ECONOMICS

Menolak Senja, Istri Pensiunan Raup Belasan Juta per Bulan dari Olahan Kedelai

taufan sukma 21/03/2024 17:58 WIB

wanita asli Solo ini berkisah bahwa bisnis olahan kedelai mulai dirintisnya sejak 2019 lalu.

Menolak Senja, Istri Pensiunan Raup Belasan Juta per Bulan dari Olahan Kedelai (foto: MNC Media)

IDXChannel - "Goals are not only absolutely necessary to motivate us. They are essential to really keep us alive."

Kalimat tersebut disampaikan oleh seorang penulis sekaligus pendeta asal Amerika, Robert H Schuller, untuk menunjukkan betapa pentingnya sebuah tujuan dalam hidup. Tak hanya sekadar sebagai energi dan motivasi, adanya tujuan itulah yang membuat seseorang bisa tetap merasa 'hidup'. 

"Karena hidup pada masa-masa pensiun itu tidak mudah. Saat pensiun, kadang orang sudah tidak punya tujuan lagi. (Jenjang) Karier tidak ada lagi. Anak-anak sudah besar. Mau mengejar apa lagi?" ujar Agus Murtini, istri seorang pensiunan TNI Angkatan Darat, yang kini membangun bisnis olahan kedelai dengan brand Rumah Kedelai Pak Mien.

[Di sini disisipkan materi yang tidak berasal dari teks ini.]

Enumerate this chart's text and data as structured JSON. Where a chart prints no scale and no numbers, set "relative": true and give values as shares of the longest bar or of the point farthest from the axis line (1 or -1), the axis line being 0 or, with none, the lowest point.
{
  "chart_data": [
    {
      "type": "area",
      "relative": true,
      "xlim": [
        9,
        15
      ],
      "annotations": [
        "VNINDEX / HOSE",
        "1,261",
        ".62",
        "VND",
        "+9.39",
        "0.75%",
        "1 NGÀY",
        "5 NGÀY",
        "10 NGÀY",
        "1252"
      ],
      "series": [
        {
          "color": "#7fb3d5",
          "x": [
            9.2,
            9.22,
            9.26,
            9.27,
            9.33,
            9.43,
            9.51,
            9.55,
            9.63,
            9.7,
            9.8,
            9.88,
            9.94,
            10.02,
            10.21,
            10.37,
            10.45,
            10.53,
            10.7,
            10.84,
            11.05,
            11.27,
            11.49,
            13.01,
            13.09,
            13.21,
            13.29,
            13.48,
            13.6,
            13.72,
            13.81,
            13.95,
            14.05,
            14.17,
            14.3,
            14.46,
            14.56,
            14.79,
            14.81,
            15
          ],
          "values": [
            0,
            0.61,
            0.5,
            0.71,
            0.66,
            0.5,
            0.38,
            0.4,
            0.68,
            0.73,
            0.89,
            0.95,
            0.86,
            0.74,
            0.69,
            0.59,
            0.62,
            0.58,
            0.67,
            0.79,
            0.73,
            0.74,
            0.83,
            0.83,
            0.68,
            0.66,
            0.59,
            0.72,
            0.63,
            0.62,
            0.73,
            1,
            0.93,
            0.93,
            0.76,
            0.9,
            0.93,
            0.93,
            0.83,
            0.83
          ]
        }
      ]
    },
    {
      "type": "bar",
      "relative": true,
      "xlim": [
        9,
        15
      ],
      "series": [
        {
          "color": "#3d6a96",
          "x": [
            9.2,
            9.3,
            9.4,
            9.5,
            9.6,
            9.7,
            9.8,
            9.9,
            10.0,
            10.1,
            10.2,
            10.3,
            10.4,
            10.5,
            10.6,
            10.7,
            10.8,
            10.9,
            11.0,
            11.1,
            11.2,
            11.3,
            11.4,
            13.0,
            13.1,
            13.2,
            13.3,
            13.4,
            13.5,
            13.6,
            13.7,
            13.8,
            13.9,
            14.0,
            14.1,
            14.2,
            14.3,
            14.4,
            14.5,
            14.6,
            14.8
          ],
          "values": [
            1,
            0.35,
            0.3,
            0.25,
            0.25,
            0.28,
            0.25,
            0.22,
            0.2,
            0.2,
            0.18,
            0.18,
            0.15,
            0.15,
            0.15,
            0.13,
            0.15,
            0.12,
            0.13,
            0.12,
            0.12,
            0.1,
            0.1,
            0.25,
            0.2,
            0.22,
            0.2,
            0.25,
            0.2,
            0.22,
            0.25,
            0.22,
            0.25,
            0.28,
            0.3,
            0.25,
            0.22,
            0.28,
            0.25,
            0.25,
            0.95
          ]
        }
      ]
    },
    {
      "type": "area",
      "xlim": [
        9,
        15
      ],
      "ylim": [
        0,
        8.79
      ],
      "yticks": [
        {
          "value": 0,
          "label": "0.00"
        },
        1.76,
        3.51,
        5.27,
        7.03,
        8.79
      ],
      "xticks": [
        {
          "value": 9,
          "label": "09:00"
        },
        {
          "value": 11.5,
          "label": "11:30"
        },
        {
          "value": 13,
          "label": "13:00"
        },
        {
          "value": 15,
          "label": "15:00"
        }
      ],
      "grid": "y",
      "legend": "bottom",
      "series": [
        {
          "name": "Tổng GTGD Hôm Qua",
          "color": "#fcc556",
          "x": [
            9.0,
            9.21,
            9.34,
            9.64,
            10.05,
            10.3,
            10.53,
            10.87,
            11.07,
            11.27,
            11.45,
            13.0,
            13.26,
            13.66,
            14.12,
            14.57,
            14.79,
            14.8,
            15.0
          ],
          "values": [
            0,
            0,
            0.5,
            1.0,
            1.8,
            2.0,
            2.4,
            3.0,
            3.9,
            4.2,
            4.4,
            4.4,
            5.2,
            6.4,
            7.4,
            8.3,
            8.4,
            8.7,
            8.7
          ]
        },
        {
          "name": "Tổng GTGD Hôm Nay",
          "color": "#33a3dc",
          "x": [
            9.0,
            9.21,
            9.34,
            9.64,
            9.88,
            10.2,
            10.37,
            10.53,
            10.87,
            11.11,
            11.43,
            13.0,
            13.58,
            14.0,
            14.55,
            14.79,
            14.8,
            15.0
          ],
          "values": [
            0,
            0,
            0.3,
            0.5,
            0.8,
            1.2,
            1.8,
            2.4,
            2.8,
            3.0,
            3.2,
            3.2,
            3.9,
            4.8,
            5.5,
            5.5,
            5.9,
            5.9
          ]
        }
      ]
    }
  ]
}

Ditemui di kediamannya di Desa Benteng, Kecamatan Ciampea, Kabupaten Bogor, wanita asli Solo ini berkisah bahwa bisnis olahan kedelai mulai dirintisnya sejak 2019 lalu.

Awalnya, Murtini hanya tertarik pada sistem titip jual yang diterapkan oleh sejumlah pelaku Usaha Mikro, Kecil dan Menengah (UMKM). Setelah diproduksi, barang dagangan akan dititipkan di kios-kios yang dinilai ramai pembeli.

Beberapa hari kemudian, barang yang tidak lagi akan diambil dan diganti stok yang baru. Sedangkan yang laku akan langsung dibayar, setelah dipotong sebagian untuk keuntungan pemilik kios.

"Saya melihatnya kok gampang banget, gitu. Saya akhirnya tertarik karena saya pikir, ini saya pasti bisa, dengan mutu produk yang jauh lebih berkualitas," tutur Murtini.

Keinginan Murtini dan Sang Suami untuk berbisnis di masa pensiun, tak lain agar kembali memiliki tujuan dalam menjalani hidup, sehingga diharapkan tidak terjebak pada rasa bosan karena tidak lagi bekerja.

Terlebih, komandan satuan di mana Sang Suami bertugas sebelumnya, dalam kesempatan terakhir telah berpesan agar dirinya dan suami tidak tertekan, dan dapat menikmati hidup dengan kegiatan yang positif dan produktif.

"Karena saat masuk masa pensiun, banyak yang stres, tertekan, bosan, sehingga kesehatannya malah drop. Atau karena bosan tadi, kadang sebagian pensiunan juga terjebak pada hal-hal yang tidak produktif, atau malah sebaliknya, jadi konsumtif. Uang pensiunan ludes. Akhirnya stres lagi. Kami nggak mau terjebak di usia senja dengan kondisi seperti itu," ungkap Murtini.

Trial and Error

Sehingga, dengan kesadaran bersama tersebut, Murtini dan suami bersemangat untuk bahu-membahu dalam melakukan observasi dan percobaan agar dapat menghasilkan produk yang berkualitas.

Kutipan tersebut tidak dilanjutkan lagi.